Parce que l’accès à une alimentation équilibrée ne devrait pas dépendre du niveau de revenu, 32 associations appellent à rendre obligatoire la vente de 100 produits alimentaires bons pour la santé à prix coûtant dans l’ensemble des super et hypermarchés. Emmenée par foodwatch, Familles Rurales et le Secours catholique, cette mobilisation inédite rassemble des organisations de consommateurs, de lutte contre la précarité, de patients, de professionnels de santé et de défense de la santé environnementale.
Les signataires estiment que l’accès à une alimentation saine et durable, accessible à toutes et tous et garantissant une rémunération juste aux agriculteurs, constitue un droit fondamental. Ils pressent le ministre de l’Économie, Roland Lescure, et le ministre chargé des PME et du pouvoir d’achat, Serge Papin, d’inscrire rapidement cette mesure à l’agenda gouvernemental.

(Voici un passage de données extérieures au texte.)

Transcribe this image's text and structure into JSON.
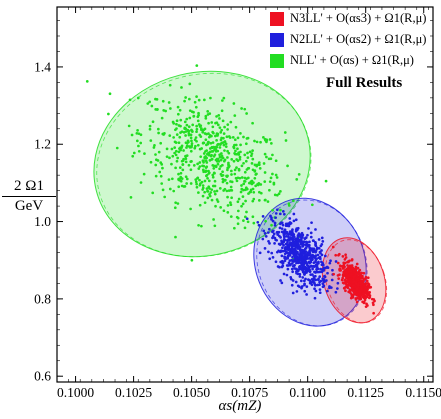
{
  "chart_data": {
    "type": "scatter",
    "title": "",
    "xlabel": "αs(mZ)",
    "ylabel_numerator": "2 Ω1",
    "ylabel_denominator": "GeV",
    "xlim": [
      0.0992,
      0.1154
    ],
    "ylim": [
      0.585,
      1.555
    ],
    "xticks": [
      0.1,
      0.1025,
      0.105,
      0.1075,
      0.11,
      0.1125,
      0.115
    ],
    "xtick_labels": [
      "0.1000",
      "0.1025",
      "0.1050",
      "0.1075",
      "0.1100",
      "0.1125",
      "0.1150"
    ],
    "yticks": [
      0.6,
      0.8,
      1.0,
      1.2,
      1.4
    ],
    "ytick_labels": [
      "0.6",
      "0.8",
      "1.0",
      "1.2",
      "1.4"
    ],
    "grid": false,
    "legend_placement": "top-right",
    "legend_title": "Full Results",
    "series": [
      {
        "name": "NLL' + O(αs) + Ω1(R,μ)",
        "color": "#22dd22",
        "center": {
          "x": 0.1059,
          "y": 1.16
        },
        "spread": {
          "x": 0.00155,
          "y": 0.078
        },
        "correlation": -0.45,
        "n_points": 650,
        "ellipse": {
          "cx": 0.10545,
          "cy": 1.149,
          "rx": 0.0047,
          "ry": 0.237,
          "tilt_deg": -14
        }
      },
      {
        "name": "N2LL' + O(αs2) + Ω1(R,μ)",
        "color": "#1f1fdd",
        "center": {
          "x": 0.10965,
          "y": 0.915
        },
        "spread": {
          "x": 0.0006,
          "y": 0.042
        },
        "correlation": -0.55,
        "n_points": 650,
        "ellipse": {
          "cx": 0.1101,
          "cy": 0.895,
          "rx": 0.00235,
          "ry": 0.169,
          "tilt_deg": -22
        }
      },
      {
        "name": "N3LL' + O(αs3) + Ω1(R,μ)",
        "color": "#ee1122",
        "center": {
          "x": 0.11205,
          "y": 0.845
        },
        "spread": {
          "x": 0.00028,
          "y": 0.024
        },
        "correlation": -0.6,
        "n_points": 650,
        "ellipse": {
          "cx": 0.112,
          "cy": 0.848,
          "rx": 0.0013,
          "ry": 0.113,
          "tilt_deg": -18
        }
      }
    ]
  }
}
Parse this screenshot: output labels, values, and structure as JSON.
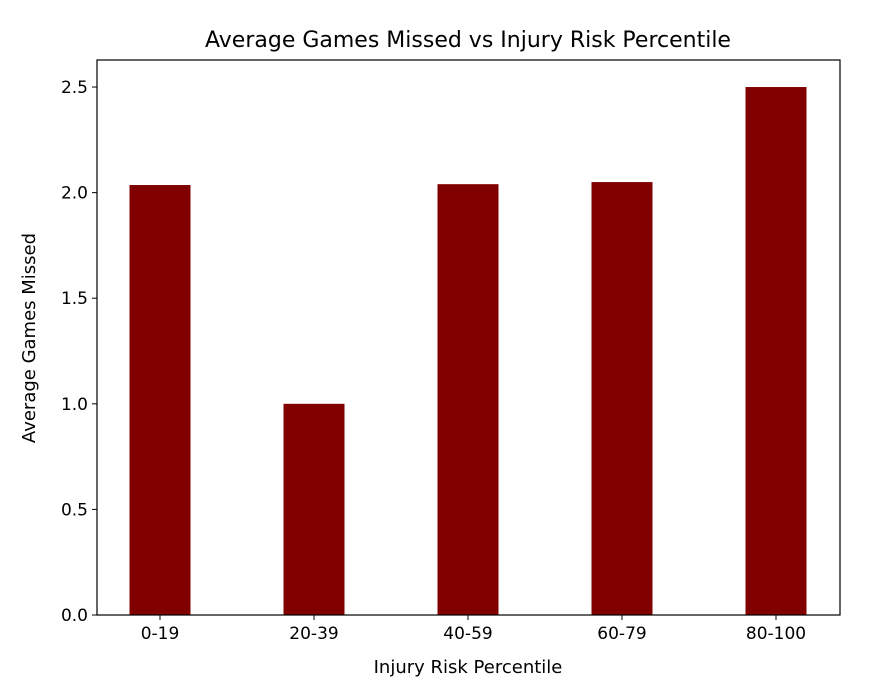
{
  "chart_data": {
    "type": "bar",
    "title": "Average Games Missed vs Injury Risk Percentile",
    "xlabel": "Injury Risk Percentile",
    "ylabel": "Average Games Missed",
    "categories": [
      "0-19",
      "20-39",
      "40-59",
      "60-79",
      "80-100"
    ],
    "values": [
      2.036,
      1.0,
      2.04,
      2.05,
      2.5
    ],
    "ylim": [
      0,
      2.628
    ],
    "yticks": [
      "0.0",
      "0.5",
      "1.0",
      "1.5",
      "2.0",
      "2.5"
    ],
    "bar_color": "#800000",
    "grid": false
  }
}
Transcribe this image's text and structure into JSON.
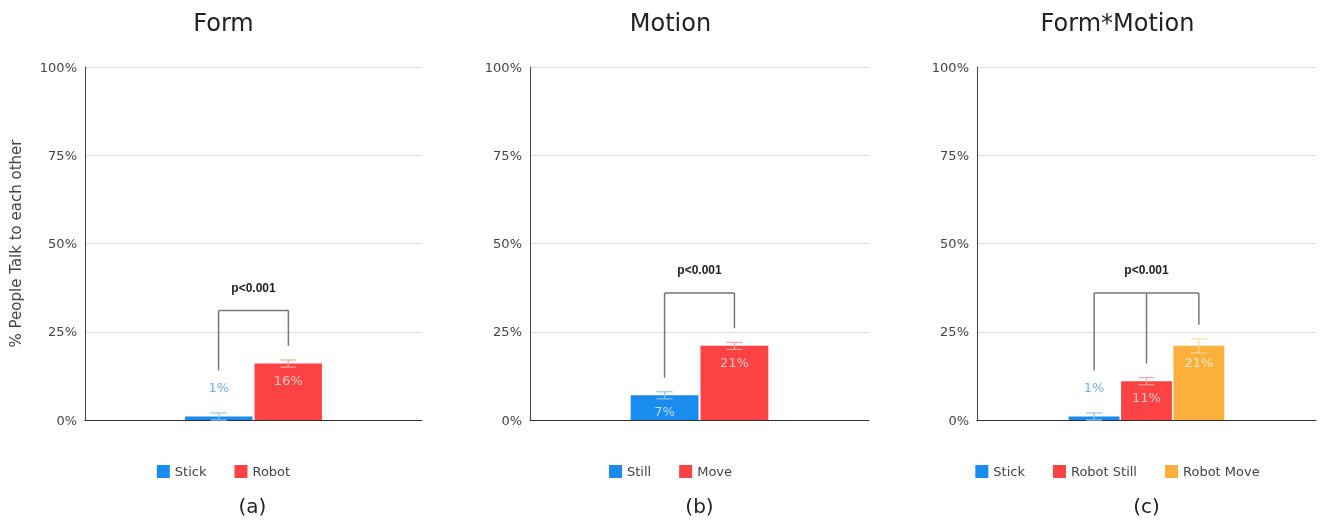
{
  "chart_data": [
    {
      "type": "bar",
      "title": "Form",
      "ylabel": "% People Talk to each other",
      "categories": [
        null
      ],
      "series": [
        {
          "name": "Stick",
          "color": "#1a8cf0",
          "values": [
            1
          ],
          "errors": [
            1
          ],
          "value_labels": [
            "1%"
          ]
        },
        {
          "name": "Robot",
          "color": "#fc4242",
          "values": [
            16
          ],
          "errors": [
            1
          ],
          "value_labels": [
            "16%"
          ]
        }
      ],
      "ylim": [
        0,
        100
      ],
      "yticks": [
        {
          "value": 0,
          "label": "0%"
        },
        {
          "value": 25,
          "label": "25%"
        },
        {
          "value": 50,
          "label": "50%"
        },
        {
          "value": 75,
          "label": "75%"
        },
        {
          "value": 100,
          "label": "100%"
        }
      ],
      "grid": "y",
      "legend": "bottom",
      "annotations": [
        "p<0.001",
        "(a)"
      ]
    },
    {
      "type": "bar",
      "title": "Motion",
      "categories": [
        null
      ],
      "series": [
        {
          "name": "Still",
          "color": "#1a8cf0",
          "values": [
            7
          ],
          "errors": [
            1
          ],
          "value_labels": [
            "7%"
          ]
        },
        {
          "name": "Move",
          "color": "#fc4242",
          "values": [
            21
          ],
          "errors": [
            1
          ],
          "value_labels": [
            "21%"
          ]
        }
      ],
      "ylim": [
        0,
        100
      ],
      "yticks": [
        {
          "value": 0,
          "label": "0%"
        },
        {
          "value": 25,
          "label": "25%"
        },
        {
          "value": 50,
          "label": "50%"
        },
        {
          "value": 75,
          "label": "75%"
        },
        {
          "value": 100,
          "label": "100%"
        }
      ],
      "grid": "y",
      "legend": "bottom",
      "annotations": [
        "p<0.001",
        "(b)"
      ]
    },
    {
      "type": "bar",
      "title": "Form*Motion",
      "categories": [
        null
      ],
      "series": [
        {
          "name": "Stick",
          "color": "#1a8cf0",
          "values": [
            1
          ],
          "errors": [
            1
          ],
          "value_labels": [
            "1%"
          ]
        },
        {
          "name": "Robot Still",
          "color": "#fc4242",
          "values": [
            11
          ],
          "errors": [
            1
          ],
          "value_labels": [
            "11%"
          ]
        },
        {
          "name": "Robot Move",
          "color": "#fbb03b",
          "values": [
            21
          ],
          "errors": [
            2
          ],
          "value_labels": [
            "21%"
          ]
        }
      ],
      "ylim": [
        0,
        100
      ],
      "yticks": [
        {
          "value": 0,
          "label": "0%"
        },
        {
          "value": 25,
          "label": "25%"
        },
        {
          "value": 50,
          "label": "50%"
        },
        {
          "value": 75,
          "label": "75%"
        },
        {
          "value": 100,
          "label": "100%"
        }
      ],
      "grid": "y",
      "legend": "bottom",
      "annotations": [
        "p<0.001",
        "(c)"
      ]
    }
  ]
}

Selon les associations, aucune disposition concrète visant à améliorer l’accès aux aliments recommandés par le Programme National Nutrition Santé (PNNS) n’a été intégrée dans la récente Stratégie Nationale Alimentation Nutrition Climat (SNANC). Elles dénoncent une situation préoccupante : près de 29 % des personnes en France déclarent devoir sauter un repas, tandis que les produits recommandés pour la santé, notamment fruits, légumes ou produits issus de l’agriculture biologique, restent souvent inaccessibles financièrement.
Les organisations pointent également le rôle central de la grande distribution dans la formation des prix. Elles estiment que certaines marges pénalisent les produits les plus favorables à la santé, dans un contexte où les maladies liées à l’alimentation – diabète, pathologies cardiovasculaires ou certains cancers – pèsent lourdement sur le système de santé.

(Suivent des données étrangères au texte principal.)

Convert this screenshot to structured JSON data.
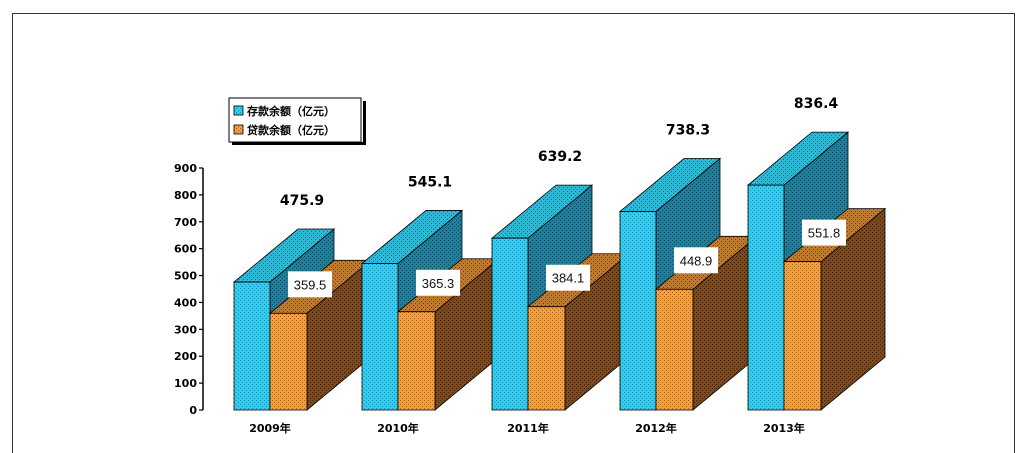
{
  "chart_data": {
    "type": "bar",
    "categories": [
      "2009年",
      "2010年",
      "2011年",
      "2012年",
      "2013年"
    ],
    "series": [
      {
        "name": "存款余额（亿元）",
        "values": [
          475.9,
          545.1,
          639.2,
          738.3,
          836.4
        ],
        "color": "#33ccee"
      },
      {
        "name": "贷款余额（亿元）",
        "values": [
          359.5,
          365.3,
          384.1,
          448.9,
          551.8
        ],
        "color": "#ee9933"
      }
    ],
    "series_labels": [
      [
        "475.9",
        "545.1",
        "639.2",
        "738.3",
        "836.4"
      ],
      [
        "359.5",
        "365.3",
        "384.1",
        "448.9",
        "551.8"
      ]
    ],
    "yticks": [
      "0",
      "100",
      "200",
      "300",
      "400",
      "500",
      "600",
      "700",
      "800",
      "900"
    ],
    "ylim": [
      0,
      900
    ],
    "three_d": true,
    "legend_position": "top-left",
    "grid": false,
    "title": "",
    "xlabel": "",
    "ylabel": ""
  }
}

La proposition portée par les 32 associations vise à imposer la vente à prix coûtant de 100 produits alimentaires prioritaires définis selon les recommandations du PNNS. La mesure devrait s’appliquer sur l’ensemble du territoire, y compris en Outre-mer, et garantir une rémunération équitable des producteurs.
Dans un communiqué commun, les organisations soulignent qu’« il appartient à l’État de rendre effectif le droit à une alimentation saine, durable et choisie » et jugent la mesure « à la fois possible et urgente ». Elles insistent sur la nécessité de concilier revenu agricole, accessibilité financière et santé publique, sans faire porter le poids du système sur les consommateurs.

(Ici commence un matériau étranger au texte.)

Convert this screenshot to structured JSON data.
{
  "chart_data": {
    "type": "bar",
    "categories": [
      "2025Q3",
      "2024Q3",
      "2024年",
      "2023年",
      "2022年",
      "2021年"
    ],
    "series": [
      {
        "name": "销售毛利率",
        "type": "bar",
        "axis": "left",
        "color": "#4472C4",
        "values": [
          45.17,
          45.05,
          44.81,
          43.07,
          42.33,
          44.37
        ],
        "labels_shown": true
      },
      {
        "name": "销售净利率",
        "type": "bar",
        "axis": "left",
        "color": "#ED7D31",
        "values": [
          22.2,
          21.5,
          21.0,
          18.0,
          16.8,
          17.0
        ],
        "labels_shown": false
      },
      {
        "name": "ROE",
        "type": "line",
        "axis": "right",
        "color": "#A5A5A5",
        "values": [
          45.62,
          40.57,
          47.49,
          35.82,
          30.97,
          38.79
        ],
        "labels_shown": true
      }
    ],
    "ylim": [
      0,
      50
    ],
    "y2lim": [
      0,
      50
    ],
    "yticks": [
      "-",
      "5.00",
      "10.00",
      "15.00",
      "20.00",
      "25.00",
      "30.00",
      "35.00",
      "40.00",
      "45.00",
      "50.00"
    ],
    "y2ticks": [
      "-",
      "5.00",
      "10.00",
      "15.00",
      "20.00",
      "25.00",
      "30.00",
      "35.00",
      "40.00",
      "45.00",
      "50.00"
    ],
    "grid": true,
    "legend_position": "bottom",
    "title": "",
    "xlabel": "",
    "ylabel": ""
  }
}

Parallèlement, Familles Rurales, UFC-Que Choisir et foodwatch ont saisi l’Autorité de la concurrence afin de demander l’ouverture d’une enquête sectorielle sur la formation des prix et la péréquation des marges dans la grande distribution.
Au-delà de la revendication ponctuelle, cette mobilisation relance le débat sur l’équilibre entre santé publique, pouvoir d’achat et modèle économique du secteur alimentaire.